In my defense; it IS Summer, you know, and I've been trying to get outdoors as much as I possibly can. For some reason it now seems imperative to me, in a way it never did before, to enjoy some warm weather. In years past I have been perhaps the biggest proponent of air conditioning that ever lived -- for I hate to sweat, and I truly despise the miserable sort of radiating-from-the-concrete heat that you get here in New York City -- but something has changed, and my opinion has undergone a complete 180 on the subject.
I believe this has something to do with my recent hospitalization. Since I escaped from the clutches of the medical profession several weeks ago, I have taken up some serious walking. Somewhere on the order of three-to-five miles a day, if I can manage it. I need to shed some excess blubber, and I've been trying to get in 60-90 minutes of exercise a day. It seems to be working, for while my weight has barely budged (because I still can't say no to Cheetos. That's next on the agenda), my joints and back have felt better than they have in ages. Perhaps in another month, I might contemplate an actual run?
The second excuse is that I'm spending time with my nephews this summer. Especially at the pool. My Boys will swim all damned day long, if you let them, from the time they get up until sheer exhaustion takes them. At least once a week for the past three weeks, I have joined them. My sister's pool is a wonderful place, all of a sudden, and not just because it's a convenient way to cool off.
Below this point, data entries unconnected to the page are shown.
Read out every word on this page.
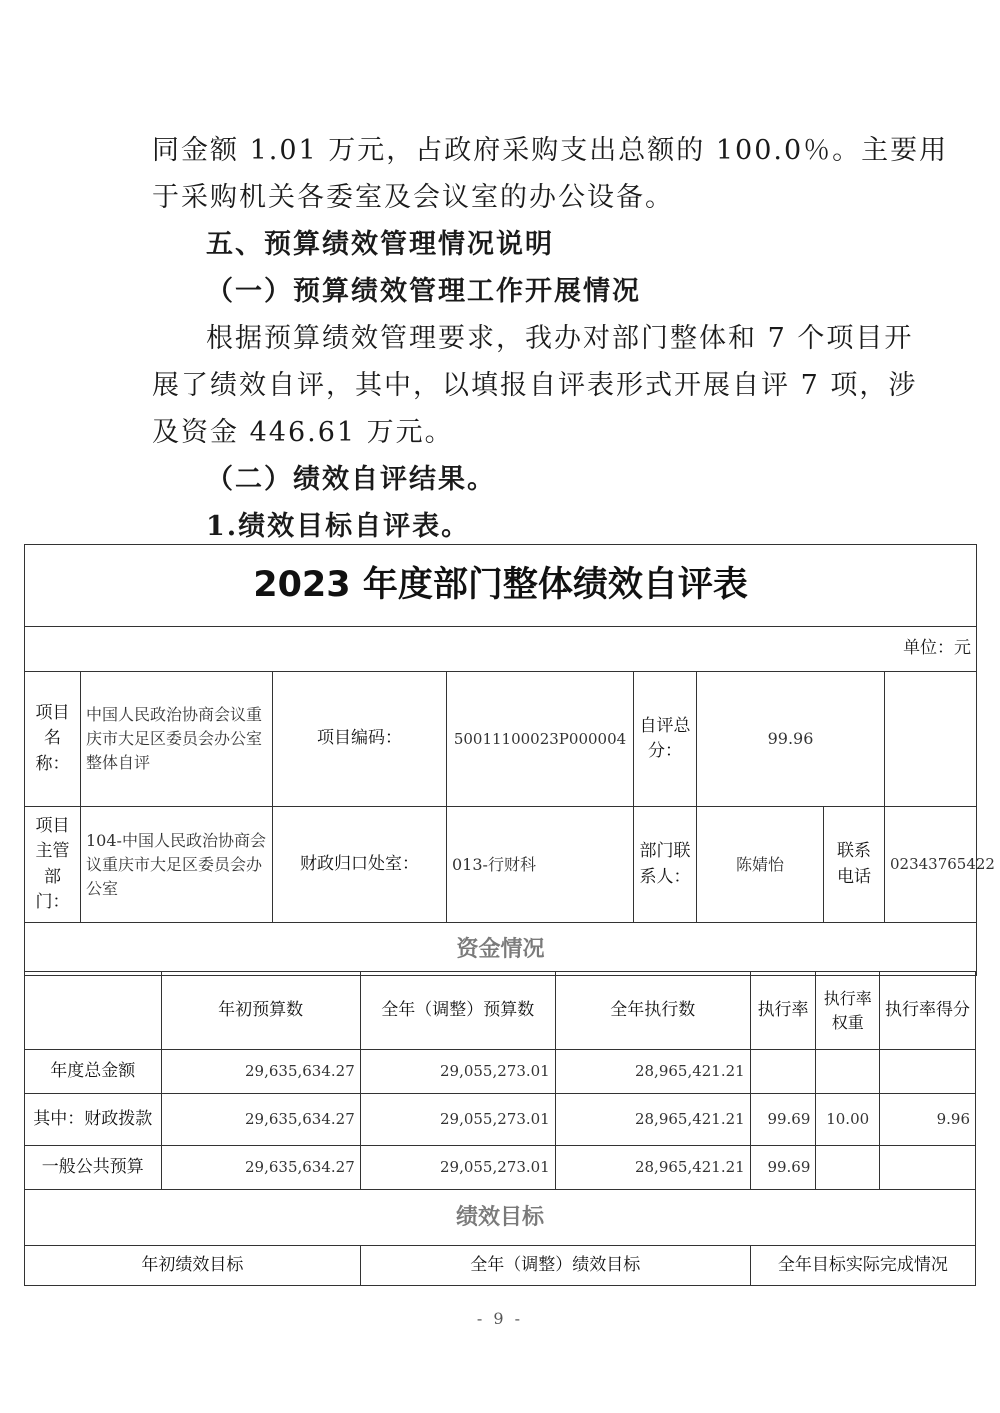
同金额 1.01 万元，占政府采购支出总额的 100.0％。主要用
于采购机关各委室及会议室的办公设备。
五、预算绩效管理情况说明
（一）预算绩效管理工作开展情况
根据预算绩效管理要求，我办对部门整体和 7 个项目开
展了绩效自评，其中，以填报自评表形式开展自评 7 项，涉
及资金 446.61 万元。
（二）绩效自评结果。
1.绩效目标自评表。
2023 年度部门整体绩效自评表							
单位：元							
项目名称：	中国人民政治协商会议重庆市大足区委员会办公室整体自评	项目编码：	50011100023P000004	自评总分：	99.96		
项目主管部门：	104-中国人民政治协商会议重庆市大足区委员会办公室	财政归口处室：	013-行财科	部门联系人：	陈婧怡	联系电话	02343765422
资金情况							
	年初预算数	全年（调整）预算数	全年执行数	执行率	执行率权重	执行率得分
年度总金额	29,635,634.27	29,055,273.01	28,965,421.21			
其中：财政拨款	29,635,634.27	29,055,273.01	28,965,421.21	99.69	10.00	9.96
一般公共预算	29,635,634.27	29,055,273.01	28,965,421.21	99.69		
绩效目标						
年初绩效目标		全年（调整）绩效目标		全年目标实际完成情况		
- 9 -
I've also been back to therapy these last few weeks, as it appears a tune up was in order. Lately, I find myself growing constantly frustrated by a whole range of situations, which taken individually, seem petty, but when taken in their entirety add up to a lot of stress, and a desire to return to some of my old, destructive habits -- like drinking myself into oblivion, avoiding responsibility through complete apathy, shutting myself down and out from the rest of the planet (which doesn't seem to be such a bad thing when you get a good look at the rest of the Planet, but unfortunately, we must deal). Suffice to say, we're making progress: I knew enough to recognize the signs, and that was the first step to getting a handle on things again.
Hadn't seen a therapist since 2005 before this latest anxiety episode, so I guess I was doing pretty well, and will again.
The final reason I've been away from my keyboard is because I just haven't been in the proper mindset to write much. The world seems suspended in amber at the present, like a prehistoric mosquito, and there doesn't seem to be much use in the usual litany of "We're Screwed as a Nation/Culture/Species", "Obama Sucks", "You People Need to Be Locked Up" type screeds that get me the pageviews and the belly laughs. There's no juice in it these days, for after nearly four years of the seriously spirit-crushing Obamanation Regime, three months out from an election, time seems to be creeping forward at the same speed at which your grandfather's arteries are hardening.
I wish we could hold the freakin' election today, just so that there would be more -- and something potentially cheerful -- to talk about. I wish that something truly inspiring would happen, so we'd have something to take our tiny minds off our troubles for just five minutes. Apathy and inertia seem to be the watchwords of Modern Society, at least at this point in American History.
However, I am of a mind to do something about this. I very often discover new things or get hit across the head by an idea for a blog post in my day-to-day travels. These are the sorts of "can't make this up" slices of life dramas that easily lend themselves to a few thousand words -- and much sarcasm -- simply because they are unexpected, and therefore, interesting. Although I hate to say it, seeing as how I actually AM getting out more, but...
...I need to get out more.
So, once again, I apologize for being uninspired and lazy with the blogging thing, and promise I'll be doing more to bring you the questionable point of view of this complete Lunatic, on everything and everything under the Sun, just as soon as I spend some more quality time ...ummm, errr...under the Sun.